FTX, it's time to say goodbye. Chapter 11 is a type of reorganizational bankruptcy. Also involved in the proceedings are CEO Sam Bankman-Fried and his other firm, Alameda Research. The supposed wunderkind Bankman-Fried, once considered one of the top minds in the sphere, also announced he was vacating his chair as CEO, and that John Ray III is stepping up as head honcho Many employees of the FTX Group in various countries are expected to continue. Most FTX users can't withdraw their funds from the exchange. Ray said in the release that stakeholders should know that events have been fast- moving and the new team is only recently engaged. Thousands of FTX users who had millions of dollars stored on the FTX exchange are not likely to be reassured by that. What happened to this all start? The report made it clear that FTX had been printing money using its own FTT token to prop up Bankman-Fried's own firm. According to The Wall Street Journal, FTX used customer's money to fund their own trading endeavors. Bankman-Fried used half of the customer assets under FTX's control to invest in riskycryptocurrencies. Bankman- Fried bought up the assets of failed ventures like Celsius and Voyager.

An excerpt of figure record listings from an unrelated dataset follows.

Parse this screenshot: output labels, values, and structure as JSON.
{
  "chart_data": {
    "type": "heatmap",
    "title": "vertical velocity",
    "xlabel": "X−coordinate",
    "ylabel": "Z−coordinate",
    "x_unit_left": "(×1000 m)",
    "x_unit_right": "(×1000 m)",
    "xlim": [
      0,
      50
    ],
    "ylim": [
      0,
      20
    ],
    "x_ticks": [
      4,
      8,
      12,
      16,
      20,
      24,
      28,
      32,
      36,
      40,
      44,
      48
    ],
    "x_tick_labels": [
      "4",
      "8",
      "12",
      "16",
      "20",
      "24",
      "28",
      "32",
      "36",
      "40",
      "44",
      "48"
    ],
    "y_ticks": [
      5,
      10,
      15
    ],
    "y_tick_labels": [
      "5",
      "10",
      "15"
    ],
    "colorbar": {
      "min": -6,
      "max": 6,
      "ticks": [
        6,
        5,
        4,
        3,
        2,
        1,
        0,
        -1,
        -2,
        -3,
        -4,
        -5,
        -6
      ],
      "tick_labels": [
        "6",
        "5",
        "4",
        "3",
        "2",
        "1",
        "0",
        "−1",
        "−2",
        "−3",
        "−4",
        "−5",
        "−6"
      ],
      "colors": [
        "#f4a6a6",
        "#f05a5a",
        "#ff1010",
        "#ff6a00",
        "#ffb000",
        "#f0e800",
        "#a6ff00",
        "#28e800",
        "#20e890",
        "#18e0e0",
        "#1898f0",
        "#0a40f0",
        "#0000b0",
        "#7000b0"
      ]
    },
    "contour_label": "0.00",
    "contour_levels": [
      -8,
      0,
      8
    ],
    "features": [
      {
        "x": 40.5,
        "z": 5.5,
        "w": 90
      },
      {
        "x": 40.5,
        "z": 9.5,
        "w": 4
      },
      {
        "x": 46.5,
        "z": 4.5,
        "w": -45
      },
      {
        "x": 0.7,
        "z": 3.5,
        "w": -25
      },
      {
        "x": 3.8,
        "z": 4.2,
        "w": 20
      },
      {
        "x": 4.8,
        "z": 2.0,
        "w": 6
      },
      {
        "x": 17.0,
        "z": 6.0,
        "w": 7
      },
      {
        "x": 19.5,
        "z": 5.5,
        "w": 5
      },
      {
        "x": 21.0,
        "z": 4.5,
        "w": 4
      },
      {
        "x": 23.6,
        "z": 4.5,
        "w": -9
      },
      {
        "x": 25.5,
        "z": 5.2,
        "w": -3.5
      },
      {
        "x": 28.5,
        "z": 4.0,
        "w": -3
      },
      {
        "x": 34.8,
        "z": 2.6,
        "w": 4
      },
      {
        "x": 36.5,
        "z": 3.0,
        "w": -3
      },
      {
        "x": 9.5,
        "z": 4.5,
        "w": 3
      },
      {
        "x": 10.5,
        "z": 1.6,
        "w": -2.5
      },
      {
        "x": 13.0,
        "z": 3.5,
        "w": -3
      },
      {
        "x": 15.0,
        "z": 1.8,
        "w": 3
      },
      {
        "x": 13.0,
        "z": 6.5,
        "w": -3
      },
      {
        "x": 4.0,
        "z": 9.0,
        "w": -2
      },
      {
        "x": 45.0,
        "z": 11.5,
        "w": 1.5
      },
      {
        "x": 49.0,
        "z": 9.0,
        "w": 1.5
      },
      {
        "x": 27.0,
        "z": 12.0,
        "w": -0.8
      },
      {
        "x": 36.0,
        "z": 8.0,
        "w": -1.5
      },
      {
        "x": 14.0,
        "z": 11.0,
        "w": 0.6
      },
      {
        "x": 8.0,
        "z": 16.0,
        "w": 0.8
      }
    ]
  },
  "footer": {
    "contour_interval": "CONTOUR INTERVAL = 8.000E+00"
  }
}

FTX faceplanting into a multi-billion dollar hole that it has not been able to pull itself out of was caused by the price of the exchange's native coin falling.
The exchange used to be the third largest by market cap. The Securities Commission of the Bahamas froze all of FTX's assets. The company's official registration was suspended by the country.
The Commission is aware of public statements that suggest that clients assets were mishandled. The Securities Commission wrote that the actions would have been contrary to normal governance and could have been illegal.
Bankman- Fried said he fucked up and should have done better. He overstated the margins for users on FTX. Even though he might be placing the blame on himself, the US Department of Justice and The Securities and Exchange Commission will still be looking into the matter.
The collapse of the FTX exchange is similar to the collapse of the Terra stable coin seven months ago. BlockFi said they were stopping withdrawals.
Until there is further clarity from the collapse of Sam Bankman-Fried's FTX and Alameda Research, the company was keeping all of the digital currency on their platform, according to the company. Users were asked to not deposit any more money into their BlockFi wallet until they could sort out the mess.
The company said that they were like the rest of the world in that they found out about the situation through social media.
In its second quarter earnings report, BlockFi said they had $3.9 billion in client assets housed under their roof, but it's hard to tell how much of it is in cryptocurrencies. According to a source with knowledge of the matter, BlockFi was working to transfer most of its assets to FTX for custody. The source did not say how much the company gave to Alameda.
The company cut 20% of its staff earlier this year. The exchange received $250 million in credit from FTX. Bankman- Fried said his company was partnering with BlockFi so they could navigate the market from a position of strength. He said that BlockFi was trying to get new cash flows before it was needed.
After looking at its rival's balance sheets and smelling something not quite right, Binance tanked the deal it was supposed to buy out FTX for. The founder of TRON and its cryptocurrencies stepped up to help the failing company. According to Sun, they might be able to provide billions of dollars in aid to the FTX.
Sun struck a deal with FTX that allowed its token holders to withdraw their funds even though the exchange is closed to withdrawals. According to a report from CoinTelegraph, users were trying to get their token off the sinking ship that is Bankman-Fried's prized exchange.